Pochi altri gruppi hanno esordito con un botto così fragoroso e con tanta ricchezza di idee originali come gli Opeth con Orchid. Mi sovvengono tre titoli che, sebbene datati rispetto all’ opera in oggetto, tuttavia presentano alcune affinità col grande gruppo svedese, e precisamente A) Gentle Giant Omonimo 1970 (Tesi) B) Black Sabbath Omonimo 1970 (Antitesi) C) High Tide Sea Shanties 1969 (Sintesi). Non è un caso che mi sia riferito a classici del PROG, dell’ HARD e infine di un seminale DARK-PROG per introdurre il discorso su Orchid. Con quest’ opera prima la Band di Akerfeldt inaugura, o sarebbe meglio dire riprende, un modo di interpretare il prog-metal ben diverso da quello iper-tecnico dei Dream Theater i cui antesignani debbono essere rinvenuti piuttosto negli YES e nei RUSH. Qui invece si bada al contenuto piuttosto che alla forma, al primato dell' emozione sulla tecnica, alla fase della composizione rispetto a quella dell’ esecuzione. Il risultato finale è appunto un Dark-Prog colmo di tensione, gravido di oscura energia creativa.

Chiunque abbia ascoltato quel capolavoro che risponde al nome di Sea Shanties non può non essere stato colpito dalle sfuriate di chitarra elettrica alternate con il magico violino di Simon House. E’ un continuum roboante e drammatico di riffs durissimi ma anche sinistramente melodici che si susseguono alternandosi ad assolo che, a loro volta, ripiombano nel maelstrom incandescente di un groove in costante evoluzione. Ecco, questa sensazione l’ ho riavuta pari pari ascoltando Orchid. Anche qui le due chitarre di Lindgren ed Akerfeldt si rincorrono dando vita ad un continuum elettrico, fervido di creatività, in cui è difficile dire dove cessi il riff e cominci l’assolo, poiché entrambi confluiscono in un unico intenso fiume di lava sonoro, appena mitigato dalle escursioni acustiche che paradossalmente conferiscono ulteriore tensione al brano anziché distenderlo ed appianarlo.

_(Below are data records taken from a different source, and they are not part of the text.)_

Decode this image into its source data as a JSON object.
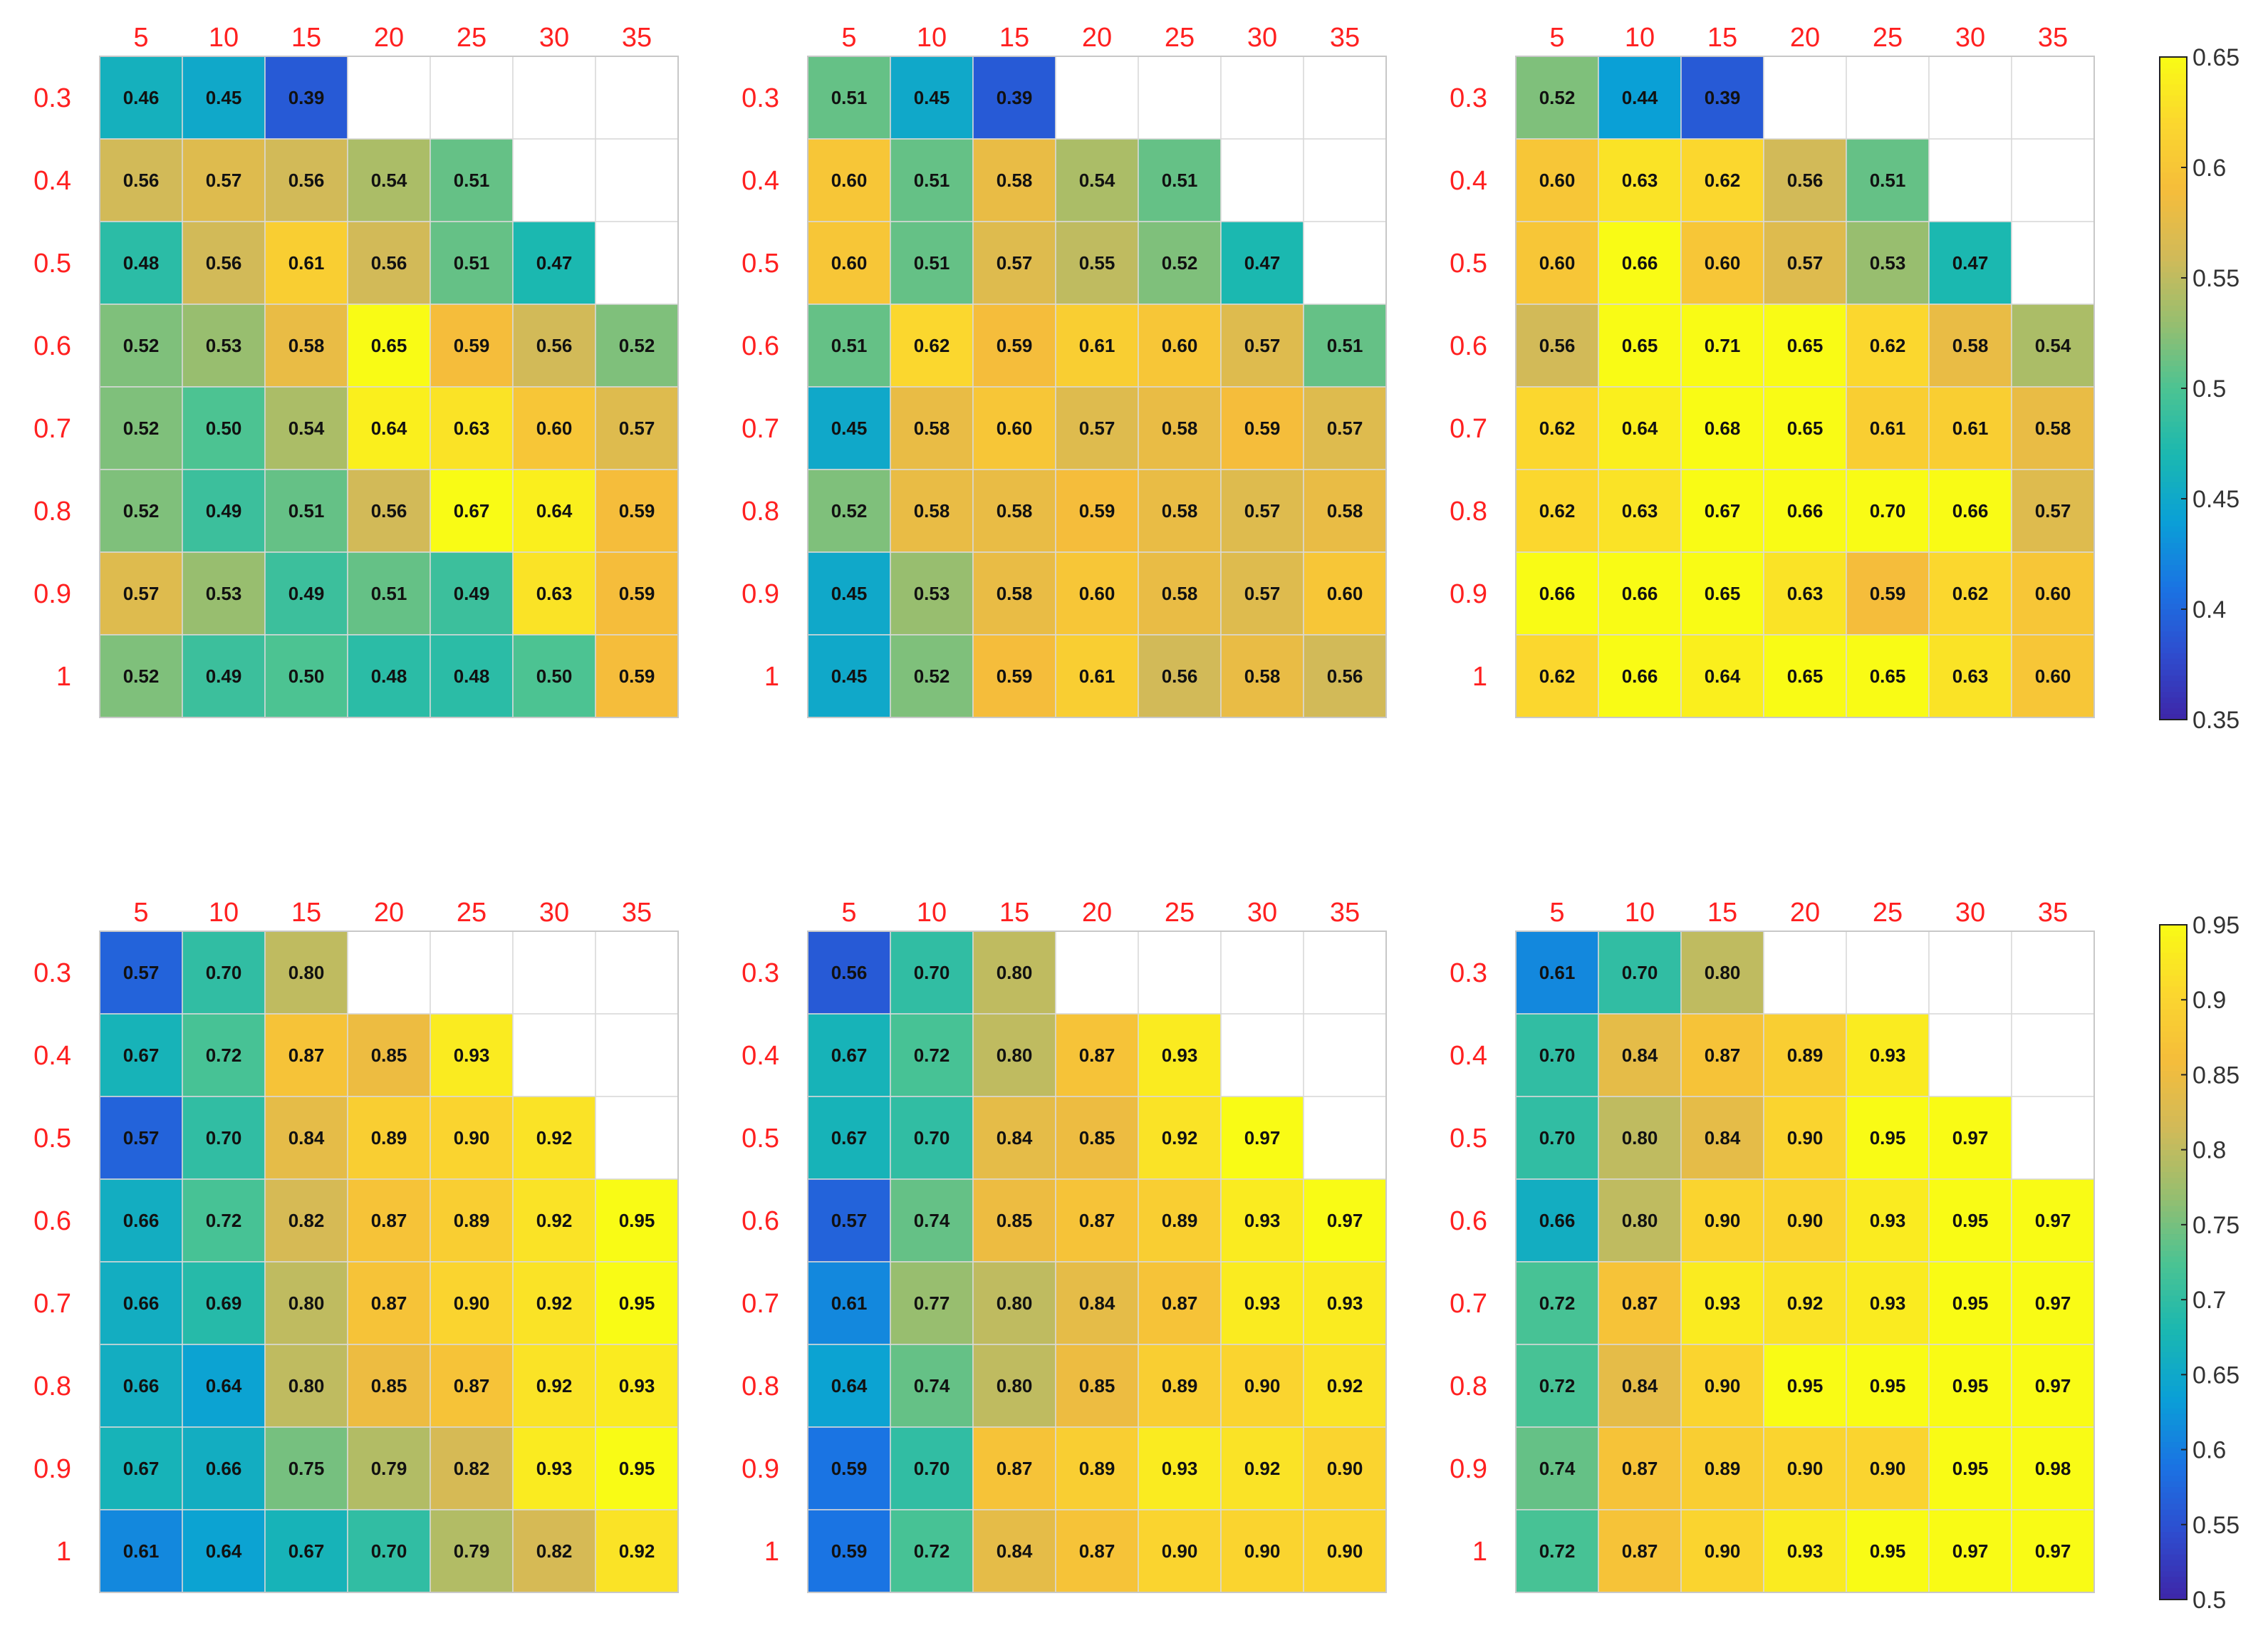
{
  "colormap": [
    "#3e26a8",
    "#2e4dcf",
    "#1a74e3",
    "#0aa0d6",
    "#1bb8b0",
    "#4cc392",
    "#98be6f",
    "#d2ba58",
    "#f5bd3b",
    "#fbd72e",
    "#f9fb15"
  ],
  "empty_cell_color": "#ffffff",
  "tick_color": "#ff2020",
  "chart_data": [
    {
      "type": "heatmap",
      "x_ticks": [
        "5",
        "10",
        "15",
        "20",
        "25",
        "30",
        "35"
      ],
      "y_ticks": [
        "0.3",
        "0.4",
        "0.5",
        "0.6",
        "0.7",
        "0.8",
        "0.9",
        "1"
      ],
      "clim": [
        0.35,
        0.65
      ],
      "values": [
        [
          0.46,
          0.45,
          0.39,
          null,
          null,
          null,
          null
        ],
        [
          0.56,
          0.57,
          0.56,
          0.54,
          0.51,
          null,
          null
        ],
        [
          0.48,
          0.56,
          0.61,
          0.56,
          0.51,
          0.47,
          null
        ],
        [
          0.52,
          0.53,
          0.58,
          0.65,
          0.59,
          0.56,
          0.52
        ],
        [
          0.52,
          0.5,
          0.54,
          0.64,
          0.63,
          0.6,
          0.57
        ],
        [
          0.52,
          0.49,
          0.51,
          0.56,
          0.67,
          0.64,
          0.59
        ],
        [
          0.57,
          0.53,
          0.49,
          0.51,
          0.49,
          0.63,
          0.59
        ],
        [
          0.52,
          0.49,
          0.5,
          0.48,
          0.48,
          0.5,
          0.59
        ]
      ]
    },
    {
      "type": "heatmap",
      "x_ticks": [
        "5",
        "10",
        "15",
        "20",
        "25",
        "30",
        "35"
      ],
      "y_ticks": [
        "0.3",
        "0.4",
        "0.5",
        "0.6",
        "0.7",
        "0.8",
        "0.9",
        "1"
      ],
      "clim": [
        0.35,
        0.65
      ],
      "values": [
        [
          0.51,
          0.45,
          0.39,
          null,
          null,
          null,
          null
        ],
        [
          0.6,
          0.51,
          0.58,
          0.54,
          0.51,
          null,
          null
        ],
        [
          0.6,
          0.51,
          0.57,
          0.55,
          0.52,
          0.47,
          null
        ],
        [
          0.51,
          0.62,
          0.59,
          0.61,
          0.6,
          0.57,
          0.51
        ],
        [
          0.45,
          0.58,
          0.6,
          0.57,
          0.58,
          0.59,
          0.57
        ],
        [
          0.52,
          0.58,
          0.58,
          0.59,
          0.58,
          0.57,
          0.58
        ],
        [
          0.45,
          0.53,
          0.58,
          0.6,
          0.58,
          0.57,
          0.6
        ],
        [
          0.45,
          0.52,
          0.59,
          0.61,
          0.56,
          0.58,
          0.56
        ]
      ]
    },
    {
      "type": "heatmap",
      "x_ticks": [
        "5",
        "10",
        "15",
        "20",
        "25",
        "30",
        "35"
      ],
      "y_ticks": [
        "0.3",
        "0.4",
        "0.5",
        "0.6",
        "0.7",
        "0.8",
        "0.9",
        "1"
      ],
      "clim": [
        0.35,
        0.65
      ],
      "values": [
        [
          0.52,
          0.44,
          0.39,
          null,
          null,
          null,
          null
        ],
        [
          0.6,
          0.63,
          0.62,
          0.56,
          0.51,
          null,
          null
        ],
        [
          0.6,
          0.66,
          0.6,
          0.57,
          0.53,
          0.47,
          null
        ],
        [
          0.56,
          0.65,
          0.71,
          0.65,
          0.62,
          0.58,
          0.54
        ],
        [
          0.62,
          0.64,
          0.68,
          0.65,
          0.61,
          0.61,
          0.58
        ],
        [
          0.62,
          0.63,
          0.67,
          0.66,
          0.7,
          0.66,
          0.57
        ],
        [
          0.66,
          0.66,
          0.65,
          0.63,
          0.59,
          0.62,
          0.6
        ],
        [
          0.62,
          0.66,
          0.64,
          0.65,
          0.65,
          0.63,
          0.6
        ]
      ],
      "colorbar_ticks": [
        "0.35",
        "0.4",
        "0.45",
        "0.5",
        "0.55",
        "0.6",
        "0.65"
      ]
    },
    {
      "type": "heatmap",
      "x_ticks": [
        "5",
        "10",
        "15",
        "20",
        "25",
        "30",
        "35"
      ],
      "y_ticks": [
        "0.3",
        "0.4",
        "0.5",
        "0.6",
        "0.7",
        "0.8",
        "0.9",
        "1"
      ],
      "clim": [
        0.5,
        0.95
      ],
      "values": [
        [
          0.57,
          0.7,
          0.8,
          null,
          null,
          null,
          null
        ],
        [
          0.67,
          0.72,
          0.87,
          0.85,
          0.93,
          null,
          null
        ],
        [
          0.57,
          0.7,
          0.84,
          0.89,
          0.9,
          0.92,
          null
        ],
        [
          0.66,
          0.72,
          0.82,
          0.87,
          0.89,
          0.92,
          0.95
        ],
        [
          0.66,
          0.69,
          0.8,
          0.87,
          0.9,
          0.92,
          0.95
        ],
        [
          0.66,
          0.64,
          0.8,
          0.85,
          0.87,
          0.92,
          0.93
        ],
        [
          0.67,
          0.66,
          0.75,
          0.79,
          0.82,
          0.93,
          0.95
        ],
        [
          0.61,
          0.64,
          0.67,
          0.7,
          0.79,
          0.82,
          0.92
        ]
      ]
    },
    {
      "type": "heatmap",
      "x_ticks": [
        "5",
        "10",
        "15",
        "20",
        "25",
        "30",
        "35"
      ],
      "y_ticks": [
        "0.3",
        "0.4",
        "0.5",
        "0.6",
        "0.7",
        "0.8",
        "0.9",
        "1"
      ],
      "clim": [
        0.5,
        0.95
      ],
      "values": [
        [
          0.56,
          0.7,
          0.8,
          null,
          null,
          null,
          null
        ],
        [
          0.67,
          0.72,
          0.8,
          0.87,
          0.93,
          null,
          null
        ],
        [
          0.67,
          0.7,
          0.84,
          0.85,
          0.92,
          0.97,
          null
        ],
        [
          0.57,
          0.74,
          0.85,
          0.87,
          0.89,
          0.93,
          0.97
        ],
        [
          0.61,
          0.77,
          0.8,
          0.84,
          0.87,
          0.93,
          0.93
        ],
        [
          0.64,
          0.74,
          0.8,
          0.85,
          0.89,
          0.9,
          0.92
        ],
        [
          0.59,
          0.7,
          0.87,
          0.89,
          0.93,
          0.92,
          0.9
        ],
        [
          0.59,
          0.72,
          0.84,
          0.87,
          0.9,
          0.9,
          0.9
        ]
      ]
    },
    {
      "type": "heatmap",
      "x_ticks": [
        "5",
        "10",
        "15",
        "20",
        "25",
        "30",
        "35"
      ],
      "y_ticks": [
        "0.3",
        "0.4",
        "0.5",
        "0.6",
        "0.7",
        "0.8",
        "0.9",
        "1"
      ],
      "clim": [
        0.5,
        0.95
      ],
      "values": [
        [
          0.61,
          0.7,
          0.8,
          null,
          null,
          null,
          null
        ],
        [
          0.7,
          0.84,
          0.87,
          0.89,
          0.93,
          null,
          null
        ],
        [
          0.7,
          0.8,
          0.84,
          0.9,
          0.95,
          0.97,
          null
        ],
        [
          0.66,
          0.8,
          0.9,
          0.9,
          0.93,
          0.95,
          0.97
        ],
        [
          0.72,
          0.87,
          0.93,
          0.92,
          0.93,
          0.95,
          0.97
        ],
        [
          0.72,
          0.84,
          0.9,
          0.95,
          0.95,
          0.95,
          0.97
        ],
        [
          0.74,
          0.87,
          0.89,
          0.9,
          0.9,
          0.95,
          0.98
        ],
        [
          0.72,
          0.87,
          0.9,
          0.93,
          0.95,
          0.97,
          0.97
        ]
      ],
      "colorbar_ticks": [
        "0.5",
        "0.55",
        "0.6",
        "0.65",
        "0.7",
        "0.75",
        "0.8",
        "0.85",
        "0.9",
        "0.95"
      ]
    }
  ]
}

Tutti i brani di Orchid, se si escludono le peraltro deliziose divagazioni al piano e alla chitarra folk di Silhouette e Requiem, sono sostanziati di questo magma sonoro incandescente, tanto creativo quanto intenso. E non c’è davvero soluzione di continuità, alll’ ascoltatore non è concesso neppure un momento per respirare. Tutti i pezzi sono di un livello qualitativo altissimo, anche se spiccano le due gemme finali “The Twilight Is My Robe” e “The Apostle In Triumph” , in cui davvero gli Opeth si superano. Si ascolti la fuga-assolo all’ 8° minuto di “ The Twilight Is My Robe” : da brividi, mi ricorda il celeberrimo e sinistro assolo di War Pigs. L’ inizio del brano seguente, poi, è geniale e trascinante con l’ ascendere di una frenetica chitarra acustica a conferire ulteriore drammaticità ad un brano che già ne trasuda. Ragazzi se vi è piaciuto questo album, fidatevi, prendetevi pure “ Sea Shanties” degli “ High Tide” che ne è l’ archetipo, remoto nel tempo, ma molto vicino nello spirito e nel sound. Per maggiori informazioni rinvio alla mia rece di prossima redazione.